Worldwide CRM new license revenue totaled $2.8 billion in 2002, a 24.7 percent decline from 2001 revenue of $3.7 billion. In 2001, the market declined 6.4 percent.
Gartner attributes the decline to a slow economy, combined with changes in buyer behavioral and priorities. "Smaller deals, tactical projects, longer sales cycles and heavy competition have caused CRM vendors to struggle," said Tom Topolinski, vice president for Gartner's worldwide software applications research group.
Siebel continued to hold the top spot based on worldwide new license CRM software revenue with a 24.9 percent market share, but its market share dropped more than three percent in 2002. Rivals SAP and PeopleSoft, however, gained in market share in 2002.
Gartner reports that in North America, new license CRM software revenue declined by 27.6 percent. Western Europe and Asia Pacific dropped 22.4 percent and 15.2 percent, respectively.
Does this decline in software licenses spell good news for for hosted CRM vendors such as Salesforce.com, a San Francisco-based ASP that aggressively targeted Siebel with its "No Software" advertising campaign? Not really, according to Rob De Sisto, vice president, CRM, at Gartner. De Sisto described the effect of Web-based ASPs on the decline as "very neglible."

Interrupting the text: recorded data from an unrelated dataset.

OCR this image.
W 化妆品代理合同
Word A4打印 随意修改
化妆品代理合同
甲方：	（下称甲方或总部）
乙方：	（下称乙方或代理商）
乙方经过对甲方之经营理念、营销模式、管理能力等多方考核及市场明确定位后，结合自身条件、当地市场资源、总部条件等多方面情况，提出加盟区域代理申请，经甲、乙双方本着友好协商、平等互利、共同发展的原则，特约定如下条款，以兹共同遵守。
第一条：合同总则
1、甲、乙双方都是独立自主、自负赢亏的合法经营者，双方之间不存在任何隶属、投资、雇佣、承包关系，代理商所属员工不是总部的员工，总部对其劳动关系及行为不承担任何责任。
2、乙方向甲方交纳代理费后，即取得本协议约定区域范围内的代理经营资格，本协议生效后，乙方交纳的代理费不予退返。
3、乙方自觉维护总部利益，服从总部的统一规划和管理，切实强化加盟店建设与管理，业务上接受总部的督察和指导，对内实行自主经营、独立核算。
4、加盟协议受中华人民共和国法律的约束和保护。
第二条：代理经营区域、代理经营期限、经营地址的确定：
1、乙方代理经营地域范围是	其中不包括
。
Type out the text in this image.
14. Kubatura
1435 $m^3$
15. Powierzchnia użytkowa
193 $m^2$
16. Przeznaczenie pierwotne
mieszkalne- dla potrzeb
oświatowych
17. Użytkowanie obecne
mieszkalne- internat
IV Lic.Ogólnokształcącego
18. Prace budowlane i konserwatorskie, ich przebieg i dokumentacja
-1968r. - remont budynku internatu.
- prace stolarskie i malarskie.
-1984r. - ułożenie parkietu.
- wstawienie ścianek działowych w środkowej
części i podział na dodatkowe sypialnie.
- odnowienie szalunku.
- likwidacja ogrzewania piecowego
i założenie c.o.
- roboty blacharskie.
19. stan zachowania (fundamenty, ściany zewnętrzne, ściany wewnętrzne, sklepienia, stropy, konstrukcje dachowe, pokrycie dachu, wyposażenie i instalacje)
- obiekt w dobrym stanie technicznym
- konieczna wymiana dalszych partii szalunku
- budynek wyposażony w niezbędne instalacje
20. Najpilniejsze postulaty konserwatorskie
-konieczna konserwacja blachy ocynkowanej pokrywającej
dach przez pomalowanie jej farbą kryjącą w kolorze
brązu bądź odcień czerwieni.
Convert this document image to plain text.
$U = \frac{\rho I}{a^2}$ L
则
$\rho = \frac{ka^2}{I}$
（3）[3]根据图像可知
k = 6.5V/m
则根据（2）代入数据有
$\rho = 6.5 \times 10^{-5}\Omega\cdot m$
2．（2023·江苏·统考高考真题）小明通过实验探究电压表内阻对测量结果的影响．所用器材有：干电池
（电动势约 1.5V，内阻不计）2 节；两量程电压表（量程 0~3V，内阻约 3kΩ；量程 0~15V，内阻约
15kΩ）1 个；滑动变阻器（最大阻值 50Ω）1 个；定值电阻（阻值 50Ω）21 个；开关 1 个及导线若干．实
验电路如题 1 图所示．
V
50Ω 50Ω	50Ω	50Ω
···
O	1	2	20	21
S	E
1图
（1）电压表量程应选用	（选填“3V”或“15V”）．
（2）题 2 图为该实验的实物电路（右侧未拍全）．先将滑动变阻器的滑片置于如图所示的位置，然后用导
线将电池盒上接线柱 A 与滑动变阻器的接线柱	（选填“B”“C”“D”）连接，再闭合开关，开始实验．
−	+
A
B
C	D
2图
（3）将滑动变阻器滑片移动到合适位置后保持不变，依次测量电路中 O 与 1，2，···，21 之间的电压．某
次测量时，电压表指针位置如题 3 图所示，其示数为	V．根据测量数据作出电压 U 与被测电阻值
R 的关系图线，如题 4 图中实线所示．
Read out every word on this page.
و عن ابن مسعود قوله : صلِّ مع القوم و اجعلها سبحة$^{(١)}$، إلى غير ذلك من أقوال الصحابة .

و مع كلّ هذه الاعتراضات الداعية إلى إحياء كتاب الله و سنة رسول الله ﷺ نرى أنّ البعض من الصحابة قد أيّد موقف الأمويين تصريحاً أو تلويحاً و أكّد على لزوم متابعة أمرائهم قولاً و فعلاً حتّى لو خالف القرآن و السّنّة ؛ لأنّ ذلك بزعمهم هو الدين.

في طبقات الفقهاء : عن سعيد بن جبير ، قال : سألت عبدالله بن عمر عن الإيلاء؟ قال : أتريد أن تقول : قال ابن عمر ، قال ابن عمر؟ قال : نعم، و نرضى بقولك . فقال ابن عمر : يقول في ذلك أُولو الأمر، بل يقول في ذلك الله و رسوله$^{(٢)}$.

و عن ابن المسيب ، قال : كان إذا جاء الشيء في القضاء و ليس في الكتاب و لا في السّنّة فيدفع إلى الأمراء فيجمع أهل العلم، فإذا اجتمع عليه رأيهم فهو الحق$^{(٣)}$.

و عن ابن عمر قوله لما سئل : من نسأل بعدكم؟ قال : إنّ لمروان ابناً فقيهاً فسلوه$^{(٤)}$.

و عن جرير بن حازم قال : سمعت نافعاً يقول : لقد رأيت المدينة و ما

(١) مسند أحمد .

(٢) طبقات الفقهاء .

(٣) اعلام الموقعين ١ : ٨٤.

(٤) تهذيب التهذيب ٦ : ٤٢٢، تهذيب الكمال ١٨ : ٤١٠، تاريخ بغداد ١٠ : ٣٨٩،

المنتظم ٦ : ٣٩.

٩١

"You just have to look at their revenue figures," De Sisto told ASPnews, referring to Siebel's $1.6 billion in revenue in 2002. Privately held Salesforce.com's doesn't report financial results, but estimates are that the company's 2003 revenue will be in the $100 million range.
De Sisto said the hosted CRM applications haven't become a factor in large enterprises, but added that as companies such as Siebel, SAP and PeopleSoft move down market, the ASP model begins to make more sense. There, companies such as Salesforce.com could do more than nip at heels of the software giants.